For some insane reason people refer to the years spent in high school as the "golden years" but, for most people, that period marks a time of our lives we'd rather forget.
Between our awkward bodies, raging hormones, questionable fashion choices, braces, bodily fluids, first kisses - first anythings, really - and the general discomfort of trying to fit in when you don't even know who you are, the idea of reliving those years is terrifying to most of us.
Yet two comedians, Anna Konkle and Maya Erskine did just that, all for the sake of quality television.
"Yep," says Konkle, with a laugh. "I think 'terrifying' is the right word."
The pair's show - titled Pen15 after the playground joke that was wildly funny the first time it clicked in our tiny tween brains - sees them strap down their chests, don fake braces and high ponies and dress as their 13-year-old selves, circa the year 2000.
They then navigate the world of high school and everything that encapsulates, alongside actual 13 year olds. It's as funny and as cringey as it sounds, but it also tackles some tough topics and some more R-rated content.
"The thing that was kind of scary about making this show was we wanted to show all the brutal aspects of it," says Konkle.
"Some of it made us laugh really hard and some of it made us want to cry a little bit but we wanted to show the brutal, cringey things that felt real. I've heard of people being like, 'I put it on and it was too cringe-worthy' but most of the time I think it's freeing … because it's really honest."
And that might be the secret to the success of the show, which recently earned itself an Emmy nomination for Outstanding Comedy Series.
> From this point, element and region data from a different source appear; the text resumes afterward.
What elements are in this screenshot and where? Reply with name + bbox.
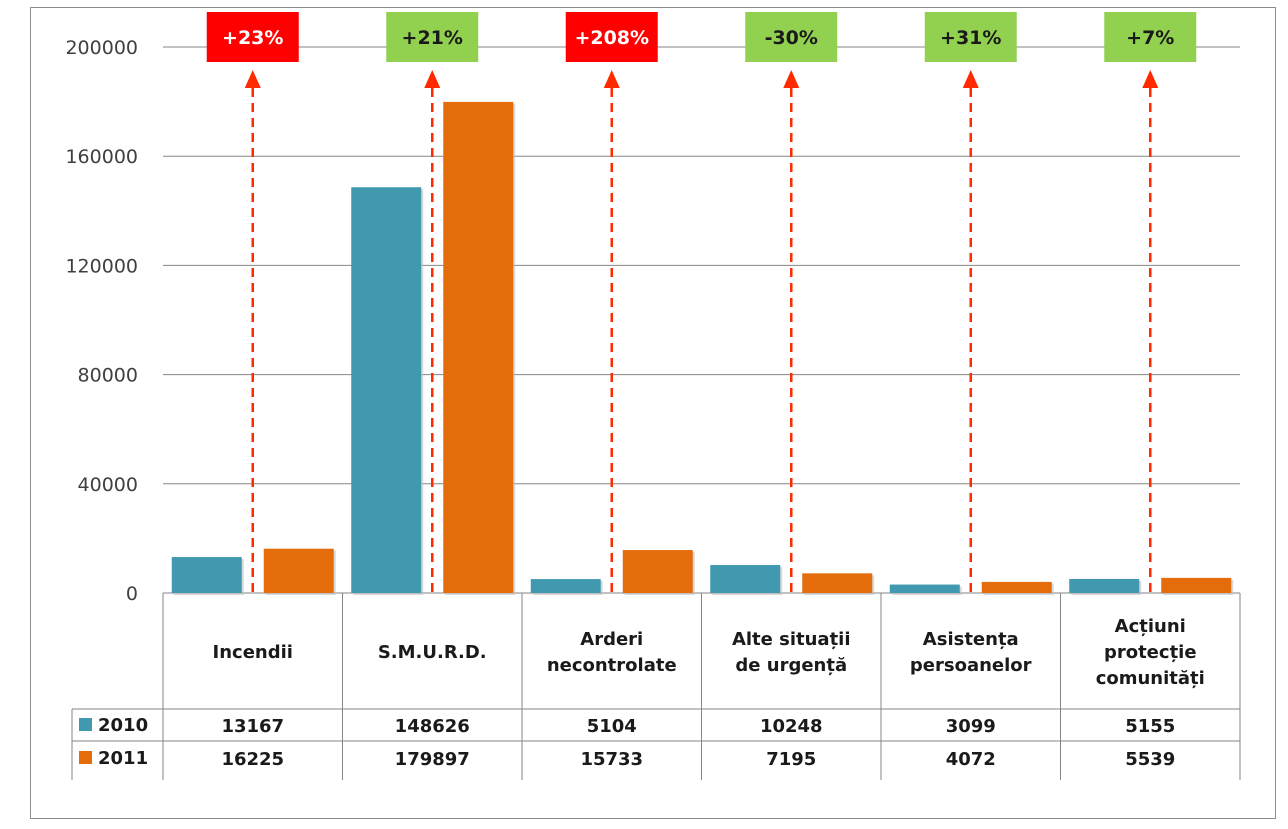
legend-label: 2010 <box>98 715 148 736</box>
category-label: Asistența <box>923 629 1019 650</box>
y-tick-label: 80000 <box>78 365 138 387</box>
category-label: S.M.U.R.D. <box>378 642 487 663</box>
table-cell: 4072 <box>946 749 996 770</box>
table-cell: 15733 <box>580 749 643 770</box>
category-label: persoanelor <box>910 655 1032 676</box>
category-label: protecție <box>1104 642 1197 663</box>
change-badge <box>386 12 479 62</box>
change-label: +208% <box>574 27 649 49</box>
bar-2010 <box>889 584 960 593</box>
bar-2011 <box>802 573 873 593</box>
change-label: +23% <box>222 27 283 49</box>
bar-2010 <box>1069 578 1140 593</box>
change-badge <box>924 12 1017 62</box>
table-cell: 3099 <box>946 716 996 737</box>
arrow-head <box>783 70 800 88</box>
bar-2011 <box>622 550 693 593</box>
table-cell: 13167 <box>221 716 284 737</box>
y-tick-label: 0 <box>126 583 138 605</box>
category-label: Alte situații <box>732 629 851 650</box>
change-label: -30% <box>765 27 818 49</box>
legend-label: 2011 <box>98 748 148 769</box>
y-tick-label: 120000 <box>65 255 138 277</box>
table-cell: 148626 <box>395 716 470 737</box>
table-cell: 16225 <box>221 749 284 770</box>
legend-swatch-2010 <box>79 718 92 731</box>
table-cell: 5104 <box>587 716 637 737</box>
bar-2010 <box>710 565 781 593</box>
category-label: Acțiuni <box>1115 616 1186 637</box>
bar-2011 <box>1161 577 1232 593</box>
arrow-head <box>603 70 620 88</box>
arrow-head <box>962 70 979 88</box>
bar-2010 <box>171 557 242 593</box>
category-label: Arderi <box>580 629 643 650</box>
category-label: necontrolate <box>547 655 677 676</box>
table-cell: 5539 <box>1125 749 1175 770</box>
legend-swatch-2011 <box>79 751 92 764</box>
arrow-head <box>424 70 441 88</box>
bar-2011 <box>263 548 334 593</box>
table-cell: 5155 <box>1125 716 1175 737</box>
bar-2010 <box>351 187 422 593</box>
change-badge <box>206 12 299 62</box>
arrow-head <box>1142 70 1159 88</box>
table-cell: 7195 <box>766 749 816 770</box>
change-badge <box>1104 12 1197 62</box>
y-tick-label: 160000 <box>65 146 138 168</box>
change-label: +31% <box>940 27 1001 49</box>
bar-2011 <box>981 581 1052 593</box>
chart-frame <box>30 7 1276 819</box>
table-cell: 179897 <box>395 749 470 770</box>
arrow-head <box>244 70 261 88</box>
y-tick-label: 200000 <box>65 37 138 59</box>
table-cell: 10248 <box>760 716 823 737</box>
category-label: de urgență <box>735 655 847 676</box>
category-label: comunități <box>1096 668 1205 689</box>
change-badge <box>745 12 838 62</box>
bar-2011 <box>443 101 514 593</box>
change-label: +7% <box>1126 27 1174 49</box>
change-label: +21% <box>402 27 463 49</box>
change-badge <box>565 12 658 62</box>
y-tick-label: 40000 <box>78 474 138 496</box>
bar-2010 <box>530 579 601 593</box>
category-label: Incendii <box>213 642 293 663</box>
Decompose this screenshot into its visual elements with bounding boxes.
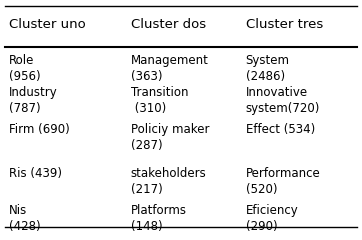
Text: Eficiency
(290): Eficiency (290) (246, 204, 298, 233)
Text: Platforms
(148): Platforms (148) (131, 204, 187, 233)
Text: Firm (690): Firm (690) (9, 124, 70, 137)
Text: Cluster tres: Cluster tres (246, 18, 323, 30)
Text: Cluster dos: Cluster dos (131, 18, 206, 30)
Text: Policiy maker
(287): Policiy maker (287) (131, 124, 209, 152)
Text: Management
(363)
Transition
 (310): Management (363) Transition (310) (131, 54, 209, 115)
Text: stakeholders
(217): stakeholders (217) (131, 167, 206, 196)
Text: Nis
(428): Nis (428) (9, 204, 40, 233)
Text: Performance
(520): Performance (520) (246, 167, 320, 196)
Text: Effect (534): Effect (534) (246, 124, 315, 137)
Text: System
(2486)
Innovative
system(720): System (2486) Innovative system(720) (246, 54, 320, 115)
Text: Ris (439): Ris (439) (9, 167, 62, 180)
Text: Role
(956)
Industry
(787): Role (956) Industry (787) (9, 54, 57, 115)
Text: Cluster uno: Cluster uno (9, 18, 85, 30)
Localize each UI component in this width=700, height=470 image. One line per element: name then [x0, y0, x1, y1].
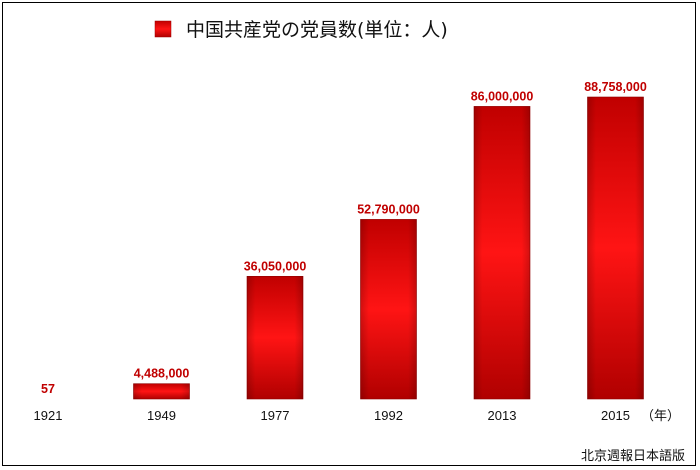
- chart-frame: [2, 2, 696, 466]
- bar-shade-1977: [247, 276, 303, 399]
- value-label-1977: 36,050,000: [244, 259, 307, 273]
- x-tick-1977: 1977: [261, 408, 290, 423]
- value-label-1992: 52,790,000: [357, 202, 420, 216]
- bar-shade-1949: [133, 383, 190, 399]
- bar-shade-2013: [474, 106, 530, 400]
- x-tick-1921: 1921: [34, 408, 63, 423]
- legend-label: 中国共産党の党員数(単位：人): [186, 19, 448, 41]
- legend-swatch: [154, 20, 172, 38]
- bar-shade-1992: [360, 219, 417, 399]
- x-tick-2015: 2015: [601, 408, 630, 423]
- x-tick-1992: 1992: [374, 408, 403, 423]
- x-tick-2013: 2013: [488, 408, 517, 423]
- source-label: 北京週報日本語版: [581, 448, 685, 464]
- value-label-2015: 88,758,000: [584, 80, 647, 94]
- value-label-1921: 57: [41, 382, 55, 396]
- value-label-2013: 86,000,000: [471, 89, 534, 103]
- x-tick-1949: 1949: [147, 408, 176, 423]
- bar-shade-2015: [587, 97, 644, 399]
- x-axis-unit: （年）: [641, 409, 680, 424]
- value-label-1949: 4,488,000: [134, 367, 190, 381]
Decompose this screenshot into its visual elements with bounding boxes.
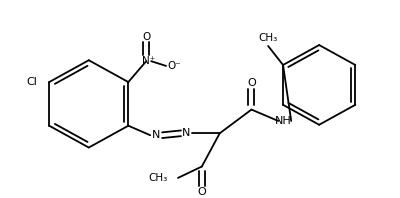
Text: NH: NH: [275, 116, 292, 126]
Text: N⁺: N⁺: [142, 56, 155, 66]
Text: Cl: Cl: [26, 77, 37, 87]
Text: CH₃: CH₃: [258, 33, 278, 43]
Text: O⁻: O⁻: [167, 61, 181, 71]
Text: CH₃: CH₃: [149, 173, 168, 183]
Text: N: N: [182, 128, 190, 138]
Text: O: O: [142, 31, 150, 42]
Text: O: O: [247, 78, 256, 88]
Text: O: O: [198, 187, 206, 197]
Text: N: N: [152, 130, 160, 140]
Konkle and Erskine say since releasing the show in the United States, they've been inundated with feedback from people who relate to their stories. Erskine says; "It's almost opened up community for us."
"When we first started writing it, I think it started out more joke-heavy, more comedic. It was about the really R-rated, uncensored, awkward, funny things that happened in middle school that we didn't see on TV at the time. But as we kept developing it, it was like, when we actually draw from our painful experiences, these real things that happened to us that we felt ashamed about and that we thought we were the only one going through, that lends itself to comedy even better, in some cases.
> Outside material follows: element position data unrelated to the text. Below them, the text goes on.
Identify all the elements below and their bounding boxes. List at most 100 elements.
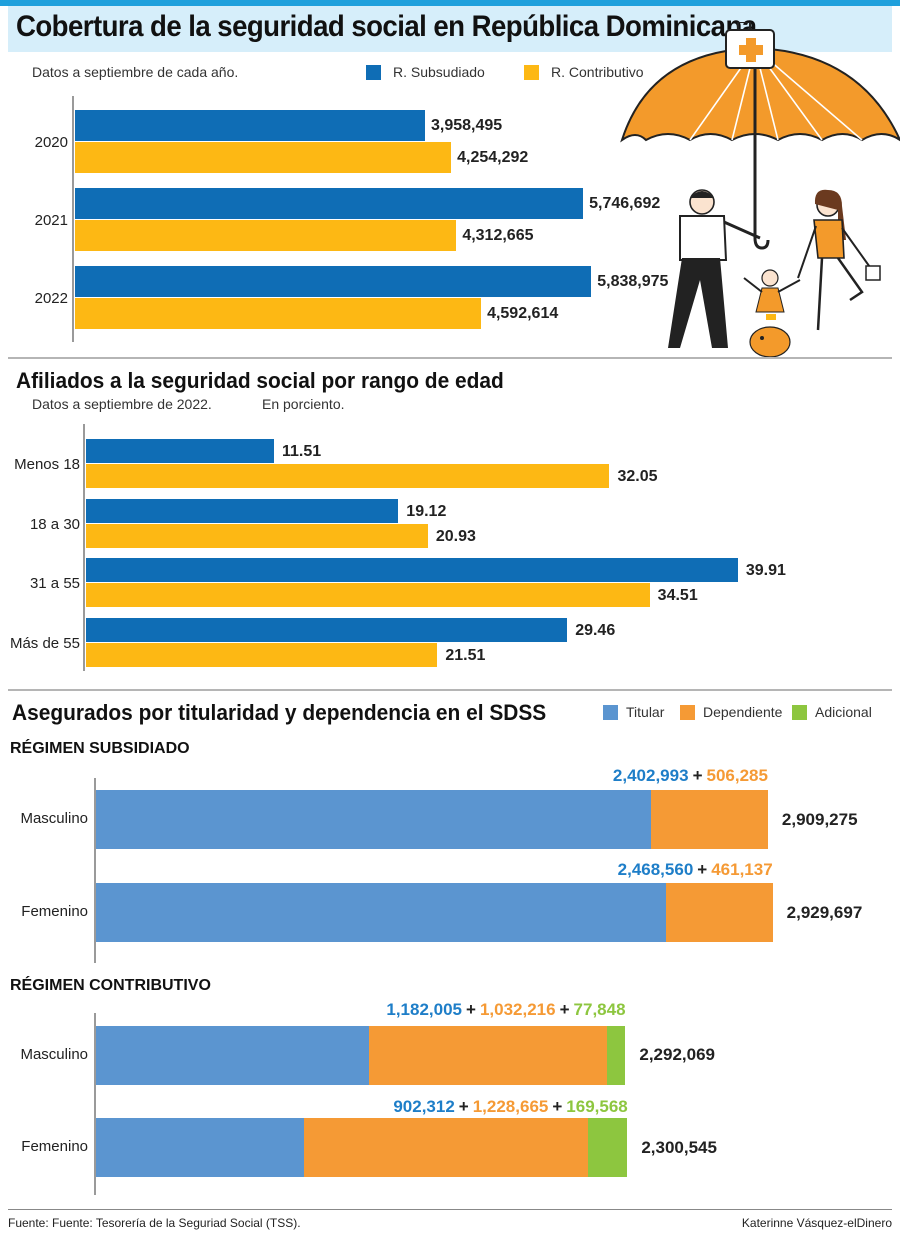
chart3-component-labels: 1,182,005 +1,032,216 +77,848 xyxy=(386,1000,625,1020)
legend-adicional-label: Adicional xyxy=(815,704,872,720)
plus-sign: + xyxy=(697,860,708,879)
legend-titular-swatch xyxy=(603,704,618,720)
chart2-value-label: 21.51 xyxy=(445,646,486,664)
chart1-axis xyxy=(72,96,74,342)
chart2-value-label: 29.46 xyxy=(575,621,616,639)
plus-sign: + xyxy=(458,1097,469,1116)
chart3-axis xyxy=(94,1013,96,1195)
chart2-category-label: Menos 18 xyxy=(14,456,80,473)
page-title: Cobertura de la seguridad social en Repú… xyxy=(16,10,757,43)
age-chart-note-unit: En porciento. xyxy=(262,396,345,412)
footer-divider xyxy=(8,1209,892,1210)
first-aid-kit-icon xyxy=(725,22,775,69)
chart3-total-label: 2,300,545 xyxy=(641,1138,717,1157)
chart2-value-label: 32.05 xyxy=(617,468,658,485)
section-divider-2 xyxy=(8,689,892,691)
chart3-bar-segment-dependiente xyxy=(304,1118,589,1177)
chart1-category-label: 2022 xyxy=(34,290,68,307)
plus-sign: + xyxy=(559,1000,570,1019)
footer-credit: Katerinne Vásquez-elDinero xyxy=(741,1216,892,1230)
chart1-bar xyxy=(75,220,457,251)
legend-subsidiado: R. Subsudiado xyxy=(366,64,485,80)
age-chart-title: Afiliados a la seguridad social por rang… xyxy=(16,368,504,393)
chart3-bar-segment-dependiente xyxy=(368,1026,608,1085)
chart1-value-label: 4,592,614 xyxy=(487,305,559,322)
chart2-bar xyxy=(86,498,399,523)
chart3-component-labels: 2,402,993 +506,285 xyxy=(613,766,768,786)
chart1-bar xyxy=(75,298,482,329)
chart3-axis xyxy=(94,778,96,963)
chart3-category-label: Femenino xyxy=(21,903,88,920)
chart2-bar xyxy=(86,642,438,667)
chart1-category-label: 2020 xyxy=(34,134,68,151)
chart2-bar xyxy=(86,523,428,548)
chart2-bar xyxy=(86,558,738,582)
chart3-bar-segment-adicional xyxy=(588,1118,628,1177)
chart2-value-label: 34.51 xyxy=(657,587,698,604)
chart3-component-value-dependiente: 506,285 xyxy=(706,766,768,785)
chart3-component-value-dependiente: 1,228,665 xyxy=(472,1097,549,1116)
legend-contributivo: R. Contributivo xyxy=(524,64,644,80)
legend-dependiente-swatch xyxy=(680,704,695,720)
legend-contributivo-swatch xyxy=(524,64,539,80)
chart2-value-label: 19.12 xyxy=(406,502,447,520)
chart3-bar-segment-titular xyxy=(96,883,667,942)
top-accent-bar xyxy=(0,0,900,6)
chart2-category-label: 31 a 55 xyxy=(29,575,80,592)
chart1-value-label: 3,958,495 xyxy=(431,117,503,134)
chart3-total-label: 2,929,697 xyxy=(786,903,863,922)
legend-subsidiado-swatch xyxy=(366,64,381,80)
age-chart-note-date: Datos a septiembre de 2022. xyxy=(32,396,212,412)
chart3-bar-segment-titular xyxy=(96,1026,369,1085)
footer-source: Fuente: Fuente: Tesorería de la Seguriad… xyxy=(8,1216,301,1230)
chart3-total-label: 2,292,069 xyxy=(639,1045,716,1064)
family-umbrella-illustration xyxy=(620,22,900,358)
plus-sign: + xyxy=(552,1097,563,1116)
legend-dependiente: Dependiente xyxy=(680,704,782,720)
legend-subsidiado-label: R. Subsudiado xyxy=(393,64,485,80)
chart3-component-value-titular: 1,182,005 xyxy=(386,1000,463,1019)
chart1-bar xyxy=(75,266,592,297)
chart2-bar xyxy=(86,583,650,607)
chart1-value-label: 4,254,292 xyxy=(457,149,529,166)
chart2-category-label: Más de 55 xyxy=(9,634,80,652)
chart3-category-label: Masculino xyxy=(20,1046,88,1063)
chart2-value-label: 20.93 xyxy=(435,527,476,545)
family-icon xyxy=(668,189,881,348)
chart1-note: Datos a septiembre de cada año. xyxy=(32,64,239,80)
legend-adicional-swatch xyxy=(792,704,807,720)
group-subsidiado-title: RÉGIMEN SUBSIDIADO xyxy=(10,740,190,757)
chart2-bar xyxy=(86,464,610,488)
chart3-bar-segment-adicional xyxy=(607,1026,626,1085)
chart3-bar-segment-titular xyxy=(96,790,651,849)
chart1-bar xyxy=(75,188,584,219)
legend-titular-label: Titular xyxy=(626,704,665,720)
chart1-value-label: 4,312,665 xyxy=(462,227,534,244)
chart3-component-value-titular: 2,402,993 xyxy=(612,766,689,785)
chart3-bar-segment-dependiente xyxy=(651,790,768,849)
chart3-component-value-titular: 902,312 xyxy=(393,1097,455,1116)
chart3-category-label: Masculino xyxy=(20,810,88,827)
chart3-component-labels: 2,468,560 +461,137 xyxy=(618,860,773,880)
legend-titular: Titular xyxy=(603,704,664,720)
chart2-value-label: 11.51 xyxy=(282,443,322,460)
chart2-category-label: 18 a 30 xyxy=(29,515,80,533)
chart3-bar-segment-titular xyxy=(96,1118,305,1177)
chart2-value-label: 39.91 xyxy=(745,562,786,579)
chart2-axis xyxy=(83,424,85,671)
group-contributivo-title: RÉGIMEN CONTRIBUTIVO xyxy=(10,977,211,994)
chart3-component-value-dependiente: 1,032,216 xyxy=(479,1000,556,1019)
chart2-bar xyxy=(86,617,568,642)
chart3-component-value-adicional: 169,568 xyxy=(566,1097,628,1116)
legend-dependiente-label: Dependiente xyxy=(703,704,783,720)
legend-contributivo-label: R. Contributivo xyxy=(551,64,644,80)
chart3-bar-segment-dependiente xyxy=(666,883,773,942)
chart3-component-labels: 902,312 +1,228,665 +169,568 xyxy=(393,1097,627,1117)
chart2-bar xyxy=(86,439,274,463)
insured-chart-title: Asegurados por titularidad y dependencia… xyxy=(12,700,547,725)
chart1-category-label: 2021 xyxy=(34,212,68,229)
chart3-component-value-titular: 2,468,560 xyxy=(617,860,694,879)
piggy-bank-icon xyxy=(749,314,791,358)
chart3-category-label: Femenino xyxy=(21,1138,88,1155)
plus-sign: + xyxy=(692,766,703,785)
"It opened up a world for us where we learned from some people who watched it that they went through the same things. That was really illuminating and really gratifying to hear, because I think we felt so alone in it for so long."
The R-rated content is still there though, make no mistake. That's very much the reason two grown women are playing 13-year-old girls instead of bringing in a young cast. They wanted to see more of "what really happened" at that age, not the Disney-fied version of growing up.
Most notably, there's an entire episode devoted to Erskine's character - also called Maya - discovering masturbation.
"It's one of my favorite episodes," says Konkle. "That was something where we intentionally wanted to tell the story through an adult playing a kid. And there were a lot of reasons for that; to keep it funny and to keep it real and to keep the audience comfortable while being uncomfortable."
Plus, Erskine adds, having adults play the roles creates a degree of separation that makes the content more digestible.
"The theory is … if you have an actual kid go through some of the things that we're showing, it's probably a lot more painful to watch, because there's not enough distance. You're watching a kid and you're thinking, 'Oh, my God, that kid must be going through that right now,'" she says.
"And when you have an adult playing out those themes you're like, 'Okay, they have enough distance from that time that it's not … dangerous,' in a way. It's sort of like you're able to laugh at it a lot easier."
The first season of Pen15 certainly does a good job of easing viewers into that, starting with the best friends exploring the lighter fodder before they slowly get caught up in their own "heavy things".
And those things are even harder for the pair to traverse because these stories are largely autobiographical. Konkle and Erskine are real best friends and, while they didn't actually grow up together, they have woven their stories together in this fictionalised world.
The masturbation episode came about when Erskine divulged how she discovered it at that age and the shame she felt but also, "the magic of it". Meanwhile, Konkle relives her parents' divorce in a scene with is "just about how it really happened".
Erskine says, "There's my first kiss ending up in tears, experiences of racism and how that plays out between kids and communities. So yeah, we kind of go all over the place, but a lot of it really happened. There are episodes that are really light and silly and there are episodes that are heavier and get into deeper content. I think we didn't know how that would feel but we like doing both."